Is Apple Park’s Ring the Last Folly of Steve Jobs?


The NewCo Daily: Today’s Top Stories

Before you know it, Apple will be all moved in to its new $5 billion headquarters. Steven Levy got a sneak-peek tour of the company’s massive, solar-powered, perfectionist “Ring,” and shares it in Wired.

The spaceship has its own “breathing” system to circulate outside air for its 12,000 workers. White glass canopy fins rim its sides (they make the whole thing look like a giant vent for the planet to release fumes). Four-story, 440,000-lb. glass doors powered by underground engines open onto the enormous lunchroom. Open work-pods designed to foster collaboration fill the interior. Outside, open space planted with 9000 trees aims to facilitate long, idea-generating ambles. Gigantic steel “base isolators” should keep the whole place working through a quake.

The structure shouts “hubris” to anyone peering at it from the outside. But inside, as Levy observes, it’s an oasis that could fulfill Steve Jobs’ dying wish — to give Apple employees a work-park that inspires creativity: “The Ring looks like an ominous icon, an expression of corporate power, and a what-the-fuck oddity among the malls, highways, and more mundane office parks of suburban Silicon Valley. But peering out the windows and onto the vast hilly expanse of the courtyard, all of that peels away. It feels … peaceful, even amid the clatter and rumble of construction. It turns out that when you turn a skyscraper on its side, all of its bullying power dissipates into a humble serenity.”

Critics have noted the absence of childcare facilities, the isolation from city life (what would Jane Jacobs say?), the inflexibility of the design, and the message of exclusion to non-Apple employees — and even those Apple workers who don’t make the cut for a seat in the Ring. History suggests that monumental office projects aren’t how companies produce great new ideas; they’re where corporations go to die.

Levy provides tons of remarkable details but end up asking important questions: “Is Apple Park the arcadia outlined by Jobs in his public farewell, or is it an anal-retentive nightmare of indulgence gone wild?… Didn’t Apple create its marvelous Apple II in a bedroom and its ground­breaking Macintosh in a low-slung office park building?”

Amazon Keeps Winning by Opening Itself to Competitors

Last week we told you about Flexe, the warehouse-space broker that is building a fulfillment alternative to Amazon. It’s a fascinating effort. But, as Zack Kanter reminds us in TechCrunch, there’s one big problem: It’s hard to go up against Amazon offering more “open” versions of its services, because Amazon itself is so consistently good at opening up its own services.

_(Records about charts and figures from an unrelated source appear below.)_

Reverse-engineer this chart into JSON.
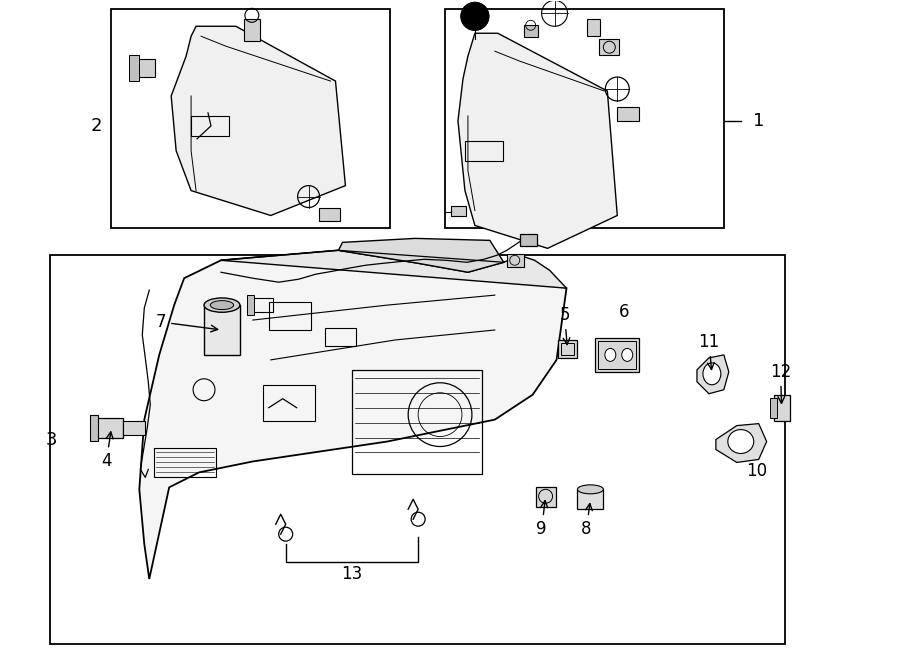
{
  "bg_color": "#ffffff",
  "line_color": "#000000",
  "fig_width": 9.0,
  "fig_height": 6.61,
  "dpi": 100
}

Here is how Kanter puts it, with more precision: “Each piece of Amazon is being built with a service-oriented architecture, and Amazon is using that architecture to successively turn every single piece of the company into a separate platform — and thus opening each piece to outside competition.”

We tend to understand that this is how Amazon Web Services works, but Kanter argues that Amazon mirrors the same approach in each of its business units — Fulfillment By Amazon is his chief example. The company opens up its system to outsiders, but also continues to be one of its own biggest customers, providing a super-efficient feedback and optimization loop.

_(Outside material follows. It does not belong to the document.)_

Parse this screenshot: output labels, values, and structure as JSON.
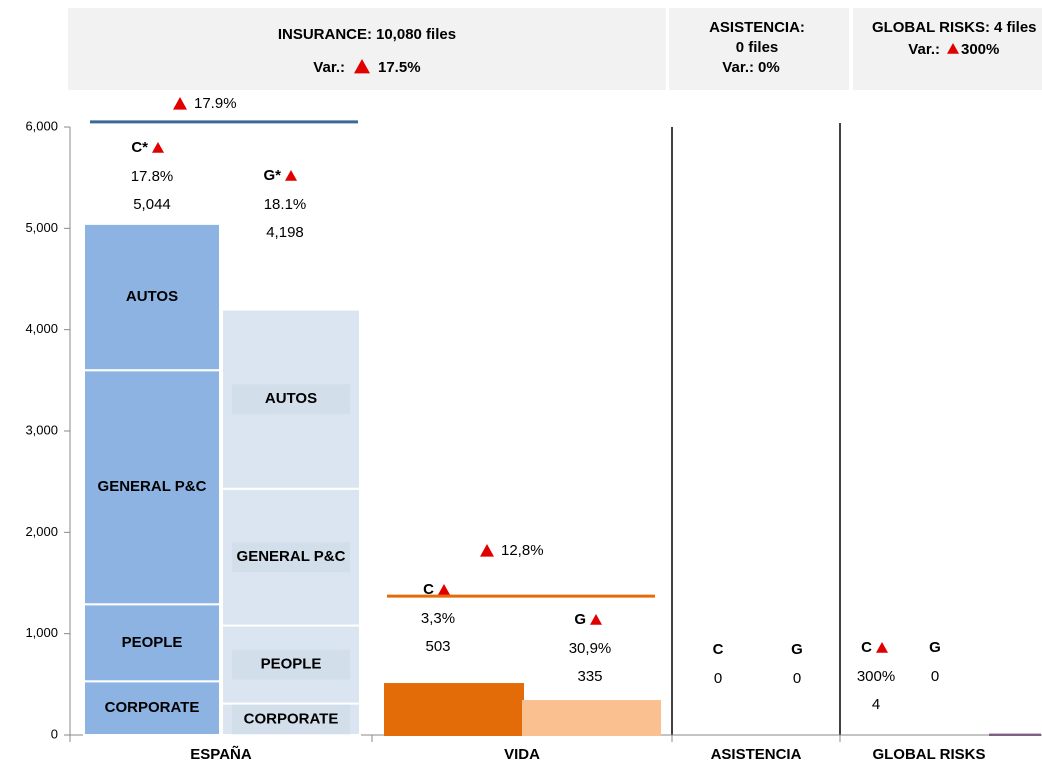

As the retail business begins to make seismic adjustments in response to the maturation of online shopping, it will keep trying to copy Amazon. Each time, Kanter suggests, it will find that Amazon was there first, does a better job, and will be happy to provide service. How do you compete with that?

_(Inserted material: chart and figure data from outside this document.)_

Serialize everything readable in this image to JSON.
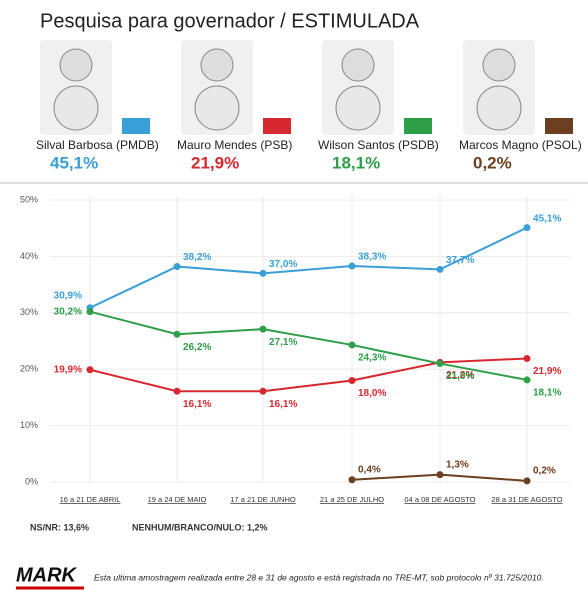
{
  "chart_data": {
    "type": "line",
    "title": "Pesquisa para governador / ESTIMULADA",
    "categories": [
      "16 a 21 DE ABRIL",
      "19 a 24 DE MAIO",
      "17 a 21 DE JUNHO",
      "21 a 25 DE JULHO",
      "04 a 08 DE AGOSTO",
      "28 a 31 DE AGOSTO"
    ],
    "series": [
      {
        "name": "Silval Barbosa (PMDB)",
        "color": "#3a9fd6",
        "values": [
          30.9,
          38.2,
          37.0,
          38.3,
          37.7,
          45.1
        ],
        "value_labels": [
          "30,9%",
          "38,2%",
          "37,0%",
          "38,3%",
          "37,7%",
          "45,1%"
        ]
      },
      {
        "name": "Mauro Mendes (PSB)",
        "color": "#d7282f",
        "values": [
          19.9,
          16.1,
          16.1,
          18.0,
          21.2,
          21.9
        ],
        "value_labels": [
          "19,9%",
          "16,1%",
          "16,1%",
          "18,0%",
          "21,2%",
          "21,9%"
        ]
      },
      {
        "name": "Wilson Santos (PSDB)",
        "color": "#2e9e48",
        "values": [
          30.2,
          26.2,
          27.1,
          24.3,
          21.0,
          18.1
        ],
        "value_labels": [
          "30,2%",
          "26,2%",
          "27,1%",
          "24,3%",
          "21,0%",
          "18,1%"
        ]
      },
      {
        "name": "Marcos Magno (PSOL)",
        "color": "#6b3f1f",
        "values": [
          null,
          null,
          null,
          0.4,
          1.3,
          0.2
        ],
        "value_labels": [
          null,
          null,
          null,
          "0,4%",
          "1,3%",
          "0,2%"
        ]
      }
    ],
    "ylim": [
      0,
      50
    ],
    "yticks": [
      {
        "value": 0,
        "label": "0%"
      },
      {
        "value": 10,
        "label": "10%"
      },
      {
        "value": 20,
        "label": "20%"
      },
      {
        "value": 30,
        "label": "30%"
      },
      {
        "value": 40,
        "label": "40%"
      },
      {
        "value": 50,
        "label": "50%"
      }
    ],
    "grid": true,
    "notes": [
      "NS/NR: 13,6%",
      "NENHUM/BRANCO/NULO: 1,2%"
    ],
    "brand": "MARK",
    "footnote": "Esta ultima amostragem realizada entre 28 e 31 de agosto e está registrada no TRE-MT, sob protocolo  nº 31.725/2010."
  }
}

Why Does So Much of Our Tech Cut People Out?

Tech keeps getting better at cutting people out of the picture. Services that “remove the need to deal with humans directly” are efficient and make life easier for introverts. But what, asks David Byrne, are we losing along the way?

“I am simply noticing a pattern and wondering if that pattern means there are other possible roads we could be going down, and that the way we’re going is not in fact inevitable, but is (possibly unconsciously) chosen….Our random accidents and odd behaviors are fun — they make life enjoyable. I’m wondering what we’re left with when there are fewer and fewer human interactions. Remove humans from the equation and we are less complete as people or as a society.”

As we marvel at self-driving cars and on-demand delivery services, we should also keep Byrne’s questions in mind. As he argues, when new tech bypasses people, it’s a design pattern, not a law of physics.

Deep Inside Your Bank’s Software Beats a Heart of COBOL

COBOL, the mainframe-era programming language, is still in wide use, particularly in the banking world. That’s a problem, because fewer and fewer people know COBOL, and those who do are dying all the time (David Cassel in The New Stack).

Many of today’s developers hate working with the old code. But schools are still teaching COBOL, since the companies that rely on it show no signs of migrating away. The old programs are buried under so many newer layers of code that nobody wants to risk seeing what would happen if you tried to excise them.

Today’s programs are tomorrow’s legacy systems. So before you kids snicker, remember that, 40 years from now, you may be called out of retirement to fix the Javascript and Swift you’re writing now.